Fine, looking further ahead to AGI or ASI, our assumption is that users will be willing to pay exaggerated prices. I agree, if it really happens.

But another implicit "physics" emerges: AI exists in the digital world, but everything supporting it exists in the physical world. Let's assume Jensen Huang and Sam Altman aren't boasting; let's assume five years from now, the market brought by computation is $3-4 trillion. But if we don't believe this will bring a 20% annual global GDP growth, we still believe world economic growth will be at a relatively normal rate: a $3-4 trillion market must correspond to at least an equivalent reallocation of labor.

If we see that the efficiency gains from "computation" are precisely in the areas with the highest current penetration, physics appears again. According to World Bank income distribution statistics, we can easily do some math.

World Bank Data

In closing, I know the above discussion won't change anyone's opinion. But I am not an extremist: I believe in the power of "computation." I spend most of my time every day interacting with models; I can feel even subtle changes. I believe in the future of "light."

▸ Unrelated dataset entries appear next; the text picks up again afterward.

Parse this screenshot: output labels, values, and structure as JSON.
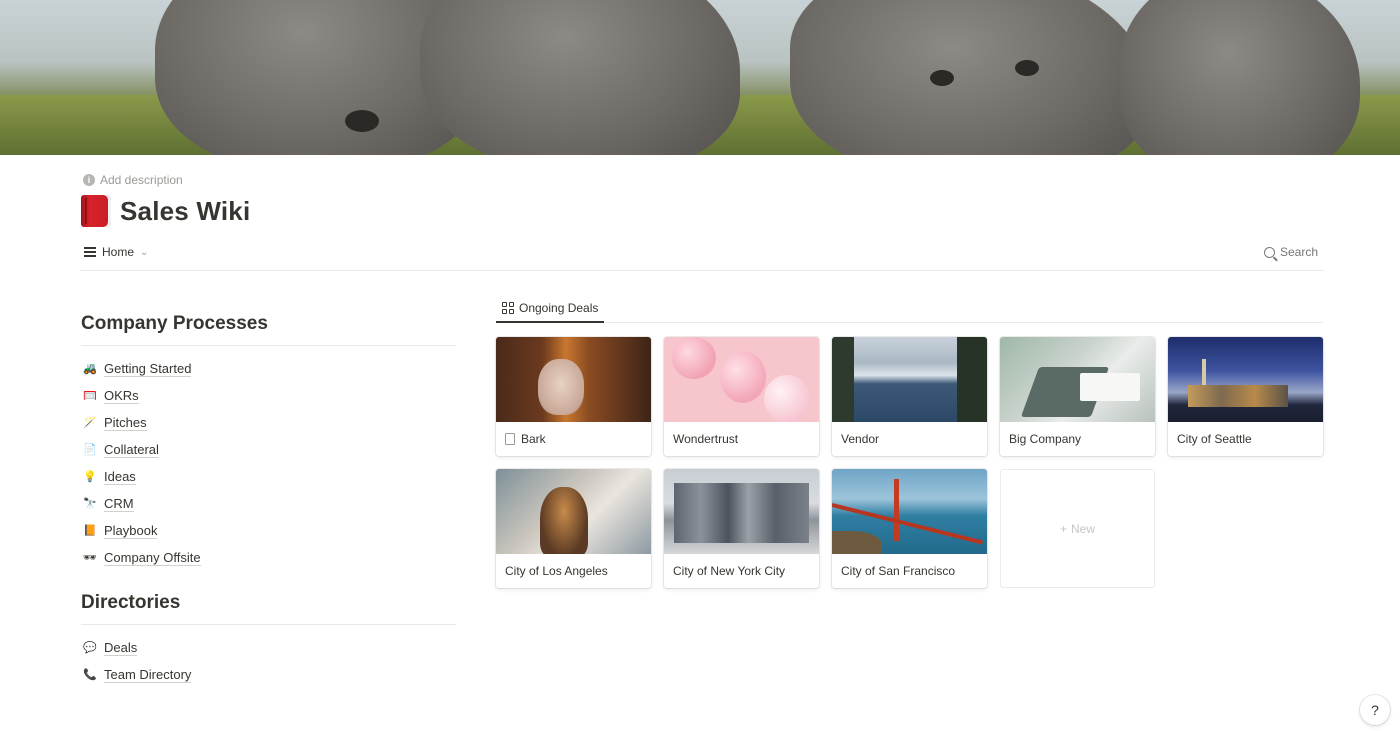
{
  "page": {
    "add_description": "Add description",
    "title": "Sales Wiki"
  },
  "viewbar": {
    "current_view": "Home",
    "search_label": "Search"
  },
  "sections": [
    {
      "heading": "Company Processes",
      "items": [
        {
          "label": "Getting Started",
          "icon": "tractor-icon"
        },
        {
          "label": "OKRs",
          "icon": "goal-net-icon"
        },
        {
          "label": "Pitches",
          "icon": "magic-wand-icon"
        },
        {
          "label": "Collateral",
          "icon": "document-icon"
        },
        {
          "label": "Ideas",
          "icon": "lightbulb-icon"
        },
        {
          "label": "CRM",
          "icon": "telescope-icon"
        },
        {
          "label": "Playbook",
          "icon": "book-icon"
        },
        {
          "label": "Company Offsite",
          "icon": "sunglasses-icon"
        }
      ]
    },
    {
      "heading": "Directories",
      "items": [
        {
          "label": "Deals",
          "icon": "speech-bubble-icon"
        },
        {
          "label": "Team Directory",
          "icon": "telephone-icon"
        }
      ]
    }
  ],
  "gallery": {
    "tab_label": "Ongoing Deals",
    "cards": [
      {
        "title": "Bark"
      },
      {
        "title": "Wondertrust"
      },
      {
        "title": "Vendor"
      },
      {
        "title": "Big Company"
      },
      {
        "title": "City of Seattle"
      },
      {
        "title": "City of Los Angeles"
      },
      {
        "title": "City of New York City"
      },
      {
        "title": "City of San Francisco"
      }
    ],
    "new_label": "New"
  },
  "help_label": "?"
}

I just prefer to believe in a reasonable calculation under the law of "Universal Gravitation."

I know that in the eyes of many, I am already paranoid and crazy, but I know I am not a paranoid, madman, or neurotic. I once tried, but failed.

I still believe that sometime between 2028 and 2030, in an extremely optimistic scenario (perhaps global GDP really has double-digit growth, perhaps cancer is cured, perhaps controlled nuclear fusion makes energy very cheap, perhaps the era of universal "wealth" arrives quickly), some model companies will indeed reach an annualized revenue of over $200 billion, making $500 billion in CAPEX look not expensive at all, even considering high depreciation.

But I prefer to believe in "physics" and the common-sense economic training I've received for twenty years.

One last sentence: on the one hand, a "bubble" clearly exists; on the other hand, the actual foundation is solid. It is just a matter of time and degree. However, I dislike the act of constantly "launching satellites" (overpromising) just to sell things, because the bet is not just on one or two companies, but on humanity itself.